More broadly, conservative reactions against what they see as bohemian lifestyles may be motivated by more than mere prejudice. The fluid nature of bisexuality (and trans) challenges the nature of the conservative psyche. Research on the biology of political differences finds that people on the political right tend to think in more black-and-white terms and have greater difficulty integrating incongruous information, while those left-of-center are generally more tolerant of ambiguous concepts. Bi people, like trans folks, do not fit neatly into binary categories such as straight/gay or woman/man. One component behind the distaste for or dismissal of bisexuality may simply be a natural consequence of the diversity of brain structures and how they correlate with political beliefs.

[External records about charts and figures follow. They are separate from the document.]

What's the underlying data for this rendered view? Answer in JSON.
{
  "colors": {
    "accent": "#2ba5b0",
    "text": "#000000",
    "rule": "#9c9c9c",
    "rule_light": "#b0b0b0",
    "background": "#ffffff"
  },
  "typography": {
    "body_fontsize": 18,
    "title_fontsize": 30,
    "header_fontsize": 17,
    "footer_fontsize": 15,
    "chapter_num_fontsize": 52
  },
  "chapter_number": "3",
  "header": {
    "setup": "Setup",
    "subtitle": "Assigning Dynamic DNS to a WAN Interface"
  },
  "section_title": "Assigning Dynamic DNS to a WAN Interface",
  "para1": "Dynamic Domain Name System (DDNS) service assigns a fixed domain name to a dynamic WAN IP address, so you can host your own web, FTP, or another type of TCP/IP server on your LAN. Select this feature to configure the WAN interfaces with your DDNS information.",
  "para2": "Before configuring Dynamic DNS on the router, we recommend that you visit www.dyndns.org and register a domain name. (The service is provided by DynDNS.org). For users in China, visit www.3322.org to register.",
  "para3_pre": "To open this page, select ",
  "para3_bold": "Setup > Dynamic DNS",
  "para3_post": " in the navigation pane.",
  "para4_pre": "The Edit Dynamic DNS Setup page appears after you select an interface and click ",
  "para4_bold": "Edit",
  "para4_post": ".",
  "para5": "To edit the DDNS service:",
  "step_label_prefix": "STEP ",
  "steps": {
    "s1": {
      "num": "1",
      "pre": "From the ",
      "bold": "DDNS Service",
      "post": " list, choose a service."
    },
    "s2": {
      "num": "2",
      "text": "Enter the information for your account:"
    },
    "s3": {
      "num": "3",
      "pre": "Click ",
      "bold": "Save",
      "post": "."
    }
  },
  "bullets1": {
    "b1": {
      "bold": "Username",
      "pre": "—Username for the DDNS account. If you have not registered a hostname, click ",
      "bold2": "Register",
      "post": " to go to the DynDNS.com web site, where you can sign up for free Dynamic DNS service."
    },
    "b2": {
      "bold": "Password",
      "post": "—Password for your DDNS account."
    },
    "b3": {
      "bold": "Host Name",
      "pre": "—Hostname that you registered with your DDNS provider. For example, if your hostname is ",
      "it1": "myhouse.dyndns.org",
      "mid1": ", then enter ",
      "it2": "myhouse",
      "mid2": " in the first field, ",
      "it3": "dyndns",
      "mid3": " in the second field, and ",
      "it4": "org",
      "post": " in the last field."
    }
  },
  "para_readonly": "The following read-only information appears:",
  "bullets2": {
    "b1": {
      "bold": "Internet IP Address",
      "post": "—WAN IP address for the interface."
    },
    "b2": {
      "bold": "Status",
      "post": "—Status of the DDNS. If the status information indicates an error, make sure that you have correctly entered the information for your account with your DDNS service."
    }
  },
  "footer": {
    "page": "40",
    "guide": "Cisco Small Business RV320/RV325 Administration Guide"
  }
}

By removing bisexuality from the Stonewall website, the Trump White House challenged bi people’s place in history. It attempted to rewrite the story of LGBT rights to make it more palatable to rigid and binary systems of thinking and to expand its war on “wokeness” to a new group of people. But the administration also found a limit to how far it can take LGBT erasure without significant pushback. Despite the fact that bisexuality is perceived more negatively than homosexuality, the sheer percentage of the population that is openly bi may have made resistance inevitable. At close to 60% of the LGBT population, bi people are the queer majority. This episode provides a glimpse into a future where, as bi people continue to come out and the bi community continues to grow, they become much harder to push aside or push around.